Michelle Obama seems keenly aware of her struggles, of what it took to rise so high as a black woman in a white country. Fair enough. But I have wondered if it is hard for young African-Americans of her generation, having been drilled in America’s sad racial history, having been told about it every day of their lives, to fully apprehend the struggles of others. I wonder if she knows that some people look at her and think “Man, she got it all.” Intelligent, strong, tall, beautiful, Princeton, Harvard, black at a time when America was trying to make up for its sins and be helpful, and from a working-class family with two functioning parents who made sure she got to school.

That’s the great divide in modern America, whether or not you had a functioning family, and she apparently came from the privileged part of that divide. A lot of white working-class Americans didn’t come up with those things. Some of them were raised by a TV and a microwave and love our country anyway, every day.

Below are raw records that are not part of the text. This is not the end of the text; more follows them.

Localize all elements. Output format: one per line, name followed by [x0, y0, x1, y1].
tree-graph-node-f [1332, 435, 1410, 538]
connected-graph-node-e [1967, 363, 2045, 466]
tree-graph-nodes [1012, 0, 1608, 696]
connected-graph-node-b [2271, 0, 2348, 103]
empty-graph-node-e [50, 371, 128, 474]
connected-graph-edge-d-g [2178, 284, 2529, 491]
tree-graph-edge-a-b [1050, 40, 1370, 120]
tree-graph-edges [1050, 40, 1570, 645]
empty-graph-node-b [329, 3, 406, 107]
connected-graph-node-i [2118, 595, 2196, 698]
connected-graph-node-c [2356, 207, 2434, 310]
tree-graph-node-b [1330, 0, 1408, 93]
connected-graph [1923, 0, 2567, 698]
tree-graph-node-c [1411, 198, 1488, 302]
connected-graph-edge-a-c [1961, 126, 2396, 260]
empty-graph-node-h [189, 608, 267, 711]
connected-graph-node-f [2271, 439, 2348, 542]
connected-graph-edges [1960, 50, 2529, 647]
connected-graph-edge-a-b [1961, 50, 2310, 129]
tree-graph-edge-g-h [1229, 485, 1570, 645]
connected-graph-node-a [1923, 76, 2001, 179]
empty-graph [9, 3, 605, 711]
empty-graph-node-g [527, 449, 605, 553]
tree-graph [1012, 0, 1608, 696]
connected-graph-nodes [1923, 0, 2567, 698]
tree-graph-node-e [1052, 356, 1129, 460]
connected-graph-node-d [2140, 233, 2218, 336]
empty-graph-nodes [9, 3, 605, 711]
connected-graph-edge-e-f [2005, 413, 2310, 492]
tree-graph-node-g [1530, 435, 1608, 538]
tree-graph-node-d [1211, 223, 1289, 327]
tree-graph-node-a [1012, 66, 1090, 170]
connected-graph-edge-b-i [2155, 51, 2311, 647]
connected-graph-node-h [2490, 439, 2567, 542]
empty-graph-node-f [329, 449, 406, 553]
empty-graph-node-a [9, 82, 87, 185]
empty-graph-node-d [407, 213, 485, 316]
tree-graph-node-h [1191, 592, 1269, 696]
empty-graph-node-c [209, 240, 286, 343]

Does Mrs. Obama know this? I don’t know. If she does, love and gratitude for the place that tries to give everyone an equal shot would seem to be in order.

It doesn’t seem too much to ask, does it?

The same goes with wearing a flag pin on your lapel, if you ask me. Now, before you start baying about meaningless gestures, stop. Just stop. If the gesture had no meaning, why did he do it?

He told us why he did it. And that’s all I needed to hear.

“You know, the truth is that right after 9/11, I had a pin,” Obama said. “Shortly after 9/11, particularly because as we’re talking about the Iraq War, that became a substitute for I think true patriotism, which is speaking out on issues that are of importance to our national security, I decided I won’t wear that pin on my chest.

“Instead,” he said, “I’m going to try to tell the American people what I believe will make this country great, and hopefully that will be a testimony to my patriotism.”

He had the pin on—but he took it off. I guess he wasn’t feeling very proud of his country, either.

As a private citizen, that’s fine—even to be expected from a Democratic Senator. But from your President? Do we have to ask him to love his country—and to show it? Are Mr. and Mrs. Obama’s I-love-you-I-love-you-not daisy plucking show of patriotism how we want to represent our country?

As Obama has learned, words matter. So do gestures. We know the Obamas by theirs.

1 Comment »

  1. martino said,

    February 22, 2008 @ 10:51 am

    So according to BHO, when I question his foreign policy, I should take down my flag from outside, remove my flag lapel, and begin asking why he wants to unilaterally bomb a soveriegn country. Because that shows my TRUE patriotism. Got it.